Horror films 101

31 October 2016

Interview with

Dr Simon Brown, Kingston University

According to Movieweb.com, there are over 250 horror films coming out this year. Including smaller independent movies - that number could be as high as 1000. And while horror films often get critically panned, their popularity is enduring. So when did our hunkering for horror begin? Georgia Mills spoke to Simon Brown, associate professor of film, TV and media at Kingston University about the genre...

Simon - I think human beings have been telling cautionary tales, campfire stories, folkloric tales for hundreds, possibly even thousands of years.

Georgia - That's Simon Brown - he's associate professor of film, tv and media at Kingston University, and the author of  Screening Stephen King. We got together for a chat about the genre.

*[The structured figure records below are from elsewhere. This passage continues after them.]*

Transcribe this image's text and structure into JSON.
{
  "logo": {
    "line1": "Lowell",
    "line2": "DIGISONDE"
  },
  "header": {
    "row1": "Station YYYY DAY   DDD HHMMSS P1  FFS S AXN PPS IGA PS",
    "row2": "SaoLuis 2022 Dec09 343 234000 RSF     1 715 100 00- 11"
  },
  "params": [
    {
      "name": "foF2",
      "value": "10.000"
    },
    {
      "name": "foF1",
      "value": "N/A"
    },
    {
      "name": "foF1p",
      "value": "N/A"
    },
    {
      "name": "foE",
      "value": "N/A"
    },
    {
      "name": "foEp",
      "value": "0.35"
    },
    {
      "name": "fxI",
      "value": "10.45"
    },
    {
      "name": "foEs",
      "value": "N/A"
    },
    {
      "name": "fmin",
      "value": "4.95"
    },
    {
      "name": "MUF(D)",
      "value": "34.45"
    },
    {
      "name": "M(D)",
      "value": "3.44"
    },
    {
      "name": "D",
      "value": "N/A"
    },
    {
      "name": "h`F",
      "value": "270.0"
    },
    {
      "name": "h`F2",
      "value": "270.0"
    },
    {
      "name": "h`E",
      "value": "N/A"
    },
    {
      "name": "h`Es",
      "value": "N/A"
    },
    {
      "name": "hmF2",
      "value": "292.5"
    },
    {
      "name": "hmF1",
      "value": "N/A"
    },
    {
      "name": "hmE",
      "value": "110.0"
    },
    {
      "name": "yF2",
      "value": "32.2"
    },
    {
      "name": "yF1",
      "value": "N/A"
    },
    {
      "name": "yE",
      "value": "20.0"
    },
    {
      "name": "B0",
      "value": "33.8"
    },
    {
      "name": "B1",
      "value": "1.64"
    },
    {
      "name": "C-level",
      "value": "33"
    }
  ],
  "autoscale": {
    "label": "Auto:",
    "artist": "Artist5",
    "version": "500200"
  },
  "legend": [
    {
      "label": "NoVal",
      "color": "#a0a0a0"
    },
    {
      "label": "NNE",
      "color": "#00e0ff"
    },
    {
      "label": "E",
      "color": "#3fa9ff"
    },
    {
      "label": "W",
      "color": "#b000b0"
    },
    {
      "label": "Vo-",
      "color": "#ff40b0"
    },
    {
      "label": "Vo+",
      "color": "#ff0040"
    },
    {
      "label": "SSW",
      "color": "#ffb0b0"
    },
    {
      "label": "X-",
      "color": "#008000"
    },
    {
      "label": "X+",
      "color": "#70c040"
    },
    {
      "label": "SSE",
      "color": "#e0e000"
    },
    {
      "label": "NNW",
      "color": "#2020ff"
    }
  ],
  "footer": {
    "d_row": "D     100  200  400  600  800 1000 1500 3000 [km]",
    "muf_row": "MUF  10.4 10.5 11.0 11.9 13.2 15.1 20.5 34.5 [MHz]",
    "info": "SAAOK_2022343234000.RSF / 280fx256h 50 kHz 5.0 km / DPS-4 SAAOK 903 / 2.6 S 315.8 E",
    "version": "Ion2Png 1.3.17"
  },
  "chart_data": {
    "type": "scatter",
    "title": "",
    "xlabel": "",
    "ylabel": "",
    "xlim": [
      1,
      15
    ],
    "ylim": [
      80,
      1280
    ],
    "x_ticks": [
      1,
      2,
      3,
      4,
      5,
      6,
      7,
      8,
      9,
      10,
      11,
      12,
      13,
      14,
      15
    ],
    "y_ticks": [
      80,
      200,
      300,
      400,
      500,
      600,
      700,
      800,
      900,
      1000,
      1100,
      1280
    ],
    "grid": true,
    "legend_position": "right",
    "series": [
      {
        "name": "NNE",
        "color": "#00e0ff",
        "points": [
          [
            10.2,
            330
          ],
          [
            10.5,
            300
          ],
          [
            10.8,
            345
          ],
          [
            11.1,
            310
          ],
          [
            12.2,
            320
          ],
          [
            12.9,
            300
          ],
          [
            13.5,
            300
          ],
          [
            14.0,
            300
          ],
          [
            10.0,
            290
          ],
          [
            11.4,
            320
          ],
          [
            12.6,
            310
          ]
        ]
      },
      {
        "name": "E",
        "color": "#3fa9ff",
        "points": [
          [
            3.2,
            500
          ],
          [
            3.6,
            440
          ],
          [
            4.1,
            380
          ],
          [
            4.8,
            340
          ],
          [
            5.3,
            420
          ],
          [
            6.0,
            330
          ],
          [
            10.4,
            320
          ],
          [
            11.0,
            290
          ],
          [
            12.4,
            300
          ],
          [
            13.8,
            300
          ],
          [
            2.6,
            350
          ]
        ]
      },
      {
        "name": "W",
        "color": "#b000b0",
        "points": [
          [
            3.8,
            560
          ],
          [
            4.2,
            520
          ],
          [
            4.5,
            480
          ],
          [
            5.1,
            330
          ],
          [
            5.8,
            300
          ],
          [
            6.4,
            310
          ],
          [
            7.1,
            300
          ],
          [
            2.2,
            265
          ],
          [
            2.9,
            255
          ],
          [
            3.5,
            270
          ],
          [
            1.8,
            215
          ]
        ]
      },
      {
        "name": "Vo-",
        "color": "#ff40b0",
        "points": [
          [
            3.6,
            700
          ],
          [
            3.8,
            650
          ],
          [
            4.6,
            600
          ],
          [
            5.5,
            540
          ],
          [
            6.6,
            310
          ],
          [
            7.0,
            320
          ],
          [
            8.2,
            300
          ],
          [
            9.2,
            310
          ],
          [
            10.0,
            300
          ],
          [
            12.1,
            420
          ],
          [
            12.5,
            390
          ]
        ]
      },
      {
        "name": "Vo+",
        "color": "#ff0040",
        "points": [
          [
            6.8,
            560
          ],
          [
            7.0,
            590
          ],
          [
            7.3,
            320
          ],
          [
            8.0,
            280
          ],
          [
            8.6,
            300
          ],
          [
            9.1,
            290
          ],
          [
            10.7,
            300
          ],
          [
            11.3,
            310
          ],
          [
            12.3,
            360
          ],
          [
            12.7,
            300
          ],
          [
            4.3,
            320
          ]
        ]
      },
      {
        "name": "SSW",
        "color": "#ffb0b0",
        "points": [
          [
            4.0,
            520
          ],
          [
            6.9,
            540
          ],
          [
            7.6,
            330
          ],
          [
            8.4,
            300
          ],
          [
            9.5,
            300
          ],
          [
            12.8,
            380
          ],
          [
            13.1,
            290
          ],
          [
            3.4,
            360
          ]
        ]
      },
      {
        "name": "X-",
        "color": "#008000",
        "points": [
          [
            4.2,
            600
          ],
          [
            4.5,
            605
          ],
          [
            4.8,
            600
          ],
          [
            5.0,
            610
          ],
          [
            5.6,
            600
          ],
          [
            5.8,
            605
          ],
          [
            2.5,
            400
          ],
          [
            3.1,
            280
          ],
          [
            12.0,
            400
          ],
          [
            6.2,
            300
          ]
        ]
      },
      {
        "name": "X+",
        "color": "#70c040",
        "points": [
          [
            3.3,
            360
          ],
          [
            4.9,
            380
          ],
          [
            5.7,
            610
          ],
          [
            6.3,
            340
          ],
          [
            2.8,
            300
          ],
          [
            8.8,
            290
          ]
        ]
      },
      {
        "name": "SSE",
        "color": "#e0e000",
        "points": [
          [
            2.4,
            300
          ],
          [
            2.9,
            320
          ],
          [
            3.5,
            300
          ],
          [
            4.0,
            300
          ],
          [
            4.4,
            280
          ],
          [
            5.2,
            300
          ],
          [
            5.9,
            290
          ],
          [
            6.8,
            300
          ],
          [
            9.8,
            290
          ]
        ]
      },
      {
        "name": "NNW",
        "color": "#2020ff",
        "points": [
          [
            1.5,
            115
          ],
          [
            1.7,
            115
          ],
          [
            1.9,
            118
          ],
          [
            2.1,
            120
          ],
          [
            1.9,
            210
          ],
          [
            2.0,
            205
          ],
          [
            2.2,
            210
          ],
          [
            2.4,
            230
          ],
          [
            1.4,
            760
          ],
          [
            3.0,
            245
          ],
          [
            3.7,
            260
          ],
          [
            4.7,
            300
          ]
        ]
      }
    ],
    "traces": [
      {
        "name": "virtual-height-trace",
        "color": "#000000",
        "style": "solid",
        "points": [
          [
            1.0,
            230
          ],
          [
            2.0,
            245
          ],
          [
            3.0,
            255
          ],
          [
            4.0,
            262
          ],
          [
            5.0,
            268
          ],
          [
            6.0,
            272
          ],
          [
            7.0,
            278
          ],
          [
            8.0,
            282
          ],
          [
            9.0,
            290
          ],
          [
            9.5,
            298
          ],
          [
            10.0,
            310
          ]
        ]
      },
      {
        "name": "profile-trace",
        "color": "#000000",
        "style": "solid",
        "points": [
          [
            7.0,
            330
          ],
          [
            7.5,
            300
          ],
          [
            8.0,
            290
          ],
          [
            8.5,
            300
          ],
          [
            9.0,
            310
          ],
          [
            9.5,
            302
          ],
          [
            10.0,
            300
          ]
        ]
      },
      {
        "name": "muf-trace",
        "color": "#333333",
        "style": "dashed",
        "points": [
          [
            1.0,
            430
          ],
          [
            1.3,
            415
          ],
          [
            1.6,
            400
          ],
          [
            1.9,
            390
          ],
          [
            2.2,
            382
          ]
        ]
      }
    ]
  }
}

Simon - It's a broad catch or category and because genres evolve over time, because they're different. You know the type of horror films that may be emerging in cinemas now are dealing with different types of iconography, different types of themes than ones that may have been emerging in the genre in the early nineteen eighties. Because, fundamentally, what the horror genre is asking us to consider the things that frighten us, and the things that frighten us change.

Georgia - So what are the different types of horror film?

Simon - There are lots and lots of different types of horror films and they are aligned with, but not exclusively, different ways of trying to scare the audience. So, if you look at an early vampire film called "Vampyre" everything about that film is uncanny and strange and surreal. It draws on surrealism so everything is off kilter, everything is strange, everything is a little bit weird, everything is not the way it should be. So you have shadows that move independently of the characters. That's one way of doing it - that's surrealism, that's doing everything off balance.

At the other extreme you can simply go for the gross out. You can have films that are excessively violent, excessively gory. And that image of abjection, that image of the body in disarray, that image of bodies being dismembered, and the crunching noises of limbs being hacked off or whatever it may be, is another tool in the armory of the horror film maker.

And there are many, many things in between. There's suggestion - one of the finest horror films ever made is "The Haunting" which was directed by Rod Weissman, I think 1962, here, fundamentally, nothing happens. They're in a room and they hearing banging and the banging gets louder and louder, and you never know what's making the banging, but it's the not knowing that makes it scary.

A horror film is a genre in which you have almost unlimited freedom to do all manner of different things in order to get the reaction you want out of the audience. So there's gore, there's suspense, there's surrealism, there's the uncanny, and that's just a few of the things that you could use.

Georgia - BOO! Let's not forget jump scares!